Arcas et le Roi du monde : d’Ursus spelaeus au Roi Arthur

Ursus spelaeus

Le premier dieu de l’humanité : Ursus spelaeus

Il n’y a pas si longtemps, deux espèces d’ours cohabitaient dans nos contrées. La première, l’ours brun, a survécu jusqu’à ce jour. En revanche, le grand ours des cavernes s’est éteint voilà 18.000 ans. L’un et l’autre carnivores se partageaient l’espace avec les hommes de Cro-Magnon dont nous descendons, mais aussi avec les hommes de Neandertal. L’ours semblait considéré, sinon comme un dieu, du moins « comme un être à part, possédant des pouvoirs que les autres animaux n’avaient pas.
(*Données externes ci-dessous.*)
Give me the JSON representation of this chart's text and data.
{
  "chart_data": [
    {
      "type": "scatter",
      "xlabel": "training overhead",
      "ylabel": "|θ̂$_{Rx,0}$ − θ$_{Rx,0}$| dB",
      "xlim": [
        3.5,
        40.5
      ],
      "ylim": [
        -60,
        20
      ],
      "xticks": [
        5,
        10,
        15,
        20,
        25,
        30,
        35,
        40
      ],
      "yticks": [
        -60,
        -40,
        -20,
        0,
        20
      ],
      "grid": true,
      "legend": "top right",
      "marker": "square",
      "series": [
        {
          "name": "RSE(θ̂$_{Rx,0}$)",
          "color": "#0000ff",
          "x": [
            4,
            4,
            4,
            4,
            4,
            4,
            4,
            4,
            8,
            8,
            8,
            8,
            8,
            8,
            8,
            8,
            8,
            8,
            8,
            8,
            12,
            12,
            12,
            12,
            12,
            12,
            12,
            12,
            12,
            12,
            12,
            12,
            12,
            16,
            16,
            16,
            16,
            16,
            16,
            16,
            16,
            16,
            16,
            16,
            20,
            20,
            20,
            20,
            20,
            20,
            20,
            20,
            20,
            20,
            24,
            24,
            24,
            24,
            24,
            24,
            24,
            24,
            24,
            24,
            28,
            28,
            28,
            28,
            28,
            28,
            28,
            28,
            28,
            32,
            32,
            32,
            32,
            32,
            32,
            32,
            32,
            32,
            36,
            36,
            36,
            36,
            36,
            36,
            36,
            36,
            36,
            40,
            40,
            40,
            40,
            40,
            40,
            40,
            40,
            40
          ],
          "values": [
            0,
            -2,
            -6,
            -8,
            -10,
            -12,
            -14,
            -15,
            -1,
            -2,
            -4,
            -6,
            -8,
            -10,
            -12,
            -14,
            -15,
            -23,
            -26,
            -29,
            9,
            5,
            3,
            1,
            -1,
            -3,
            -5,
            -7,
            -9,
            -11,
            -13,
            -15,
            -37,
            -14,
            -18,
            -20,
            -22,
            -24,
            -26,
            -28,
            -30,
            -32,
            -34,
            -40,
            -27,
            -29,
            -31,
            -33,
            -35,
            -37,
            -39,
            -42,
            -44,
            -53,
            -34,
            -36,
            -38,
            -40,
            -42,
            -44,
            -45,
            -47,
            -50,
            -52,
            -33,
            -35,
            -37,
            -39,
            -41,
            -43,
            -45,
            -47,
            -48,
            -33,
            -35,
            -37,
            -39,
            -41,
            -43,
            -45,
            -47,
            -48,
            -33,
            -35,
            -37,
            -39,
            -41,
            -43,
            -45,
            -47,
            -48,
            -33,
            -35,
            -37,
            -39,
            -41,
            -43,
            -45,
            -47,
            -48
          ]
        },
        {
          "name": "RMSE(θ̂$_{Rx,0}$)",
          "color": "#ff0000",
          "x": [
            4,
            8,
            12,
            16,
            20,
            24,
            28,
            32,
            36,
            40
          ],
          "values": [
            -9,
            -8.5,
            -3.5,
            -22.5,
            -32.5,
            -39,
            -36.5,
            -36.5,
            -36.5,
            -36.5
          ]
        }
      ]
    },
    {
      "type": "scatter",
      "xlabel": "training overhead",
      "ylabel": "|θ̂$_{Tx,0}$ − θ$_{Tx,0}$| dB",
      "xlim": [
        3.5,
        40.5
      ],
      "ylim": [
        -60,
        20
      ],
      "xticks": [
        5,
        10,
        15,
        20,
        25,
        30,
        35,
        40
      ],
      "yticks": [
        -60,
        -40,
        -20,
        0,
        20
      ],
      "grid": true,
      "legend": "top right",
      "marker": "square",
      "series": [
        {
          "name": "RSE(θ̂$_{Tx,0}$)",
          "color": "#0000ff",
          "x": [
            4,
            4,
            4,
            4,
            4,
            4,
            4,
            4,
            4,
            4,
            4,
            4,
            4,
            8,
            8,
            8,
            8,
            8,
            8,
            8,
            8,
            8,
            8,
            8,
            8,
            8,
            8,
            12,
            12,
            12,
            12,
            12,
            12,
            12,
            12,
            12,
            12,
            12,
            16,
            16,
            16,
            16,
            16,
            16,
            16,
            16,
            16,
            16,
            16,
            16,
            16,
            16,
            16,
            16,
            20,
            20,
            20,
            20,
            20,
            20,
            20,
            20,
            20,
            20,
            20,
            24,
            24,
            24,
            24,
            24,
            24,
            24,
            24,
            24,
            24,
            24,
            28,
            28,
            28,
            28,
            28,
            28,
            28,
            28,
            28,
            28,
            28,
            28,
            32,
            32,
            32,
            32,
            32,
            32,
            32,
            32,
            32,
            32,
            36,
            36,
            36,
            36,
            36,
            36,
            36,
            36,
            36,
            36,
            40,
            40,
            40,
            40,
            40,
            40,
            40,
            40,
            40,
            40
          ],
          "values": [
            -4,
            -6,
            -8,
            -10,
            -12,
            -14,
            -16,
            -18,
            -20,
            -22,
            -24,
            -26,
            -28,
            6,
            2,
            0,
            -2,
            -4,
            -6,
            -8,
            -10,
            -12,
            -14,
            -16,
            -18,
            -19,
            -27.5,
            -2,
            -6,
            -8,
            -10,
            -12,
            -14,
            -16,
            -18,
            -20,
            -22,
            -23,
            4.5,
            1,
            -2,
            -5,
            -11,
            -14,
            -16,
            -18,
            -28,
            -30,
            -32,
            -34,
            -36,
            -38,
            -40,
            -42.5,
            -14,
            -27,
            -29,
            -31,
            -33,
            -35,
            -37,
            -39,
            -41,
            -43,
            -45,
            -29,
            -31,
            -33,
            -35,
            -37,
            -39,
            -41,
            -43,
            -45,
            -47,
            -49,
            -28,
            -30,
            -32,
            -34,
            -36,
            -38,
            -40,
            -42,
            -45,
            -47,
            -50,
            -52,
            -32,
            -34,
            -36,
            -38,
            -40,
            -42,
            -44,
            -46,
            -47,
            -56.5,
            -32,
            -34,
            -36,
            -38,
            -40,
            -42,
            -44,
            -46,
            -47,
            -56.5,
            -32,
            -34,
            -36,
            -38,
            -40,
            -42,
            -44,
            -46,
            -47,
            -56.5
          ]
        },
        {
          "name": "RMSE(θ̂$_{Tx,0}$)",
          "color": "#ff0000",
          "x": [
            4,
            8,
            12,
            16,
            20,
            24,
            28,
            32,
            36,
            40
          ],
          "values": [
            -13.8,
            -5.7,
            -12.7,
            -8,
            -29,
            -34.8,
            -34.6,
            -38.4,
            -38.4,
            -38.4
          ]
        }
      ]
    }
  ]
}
Pour Jean-Dominique Lajoux comme pour Juha Pentikäinen, la grotte de Chauvet-Pont-d’Arc en Ardèche est en revanche la preuve quasi absolue d’un culte de l’ours au paléolithique supérieur. Découverte en 1994, c’est avec Lascaux, Cosquer et Cussac l’une des grottes majeures tant d’un point de vue archéologique que de celui de l’art pariétal.

Grotte Chauvet

Alors que l’art néandertalien est toujours mobilier (parures de dents animales perforées, de coquillages fossiles ou contemporains, d’ivoire, de bois de cervidés, etc.), la grotte de Chauvet a été ornée par l’Homo sapiens. Les découvreurs et l’équipe qui mènent les recherches sous la direction de Jean Glottes ont pris toutes les précautions indispensables pour préserver non seulement les parois mais aussi les traces d’activité humaine sur le sol. D’ailleurs afin d’éviter les erreurs qui ont fragilisé les peintures de Lascaux, Chauvet ne sera jamais ouverte au grand public.

Lorsque les Homo sapiens apparurent en Europe, il y a environ 30 000 ans, le climat y était considérablement plus rude que celui d’Afrique du Nord d’où ils venaient. À cette époque, le continent européen était très différent de celui d’aujourd’hui. La totalité de la péninsule Scandinave, ainsi que de grandes parties du nord de l’Allemagne, de l’Angleterre, et de l’Irlande disparaissaient sous un manteau de glace épais d’un kilomètre. Le niveau de la mer était donc beaucoup plus bas. De vastes toundras accueillaient toutes sortes d’animaux : rennes, chevaux sauvages, aurochs, bisons, cerfs, lions des cavernes, bisons des steppes, bœufs musqués, mammouths, rhinocéros, loups. L’Angleterre et l’Irlande faisaient partie du bloc continental et de grandes zones du golfe de Gascogne et de la mer du Nord étaient asséchées. Dans le Midi de la France et la péninsule Ibérique, les températures atteignant au maximum 15 °C en été, la nourriture y était cependant plus abondante et plus variée.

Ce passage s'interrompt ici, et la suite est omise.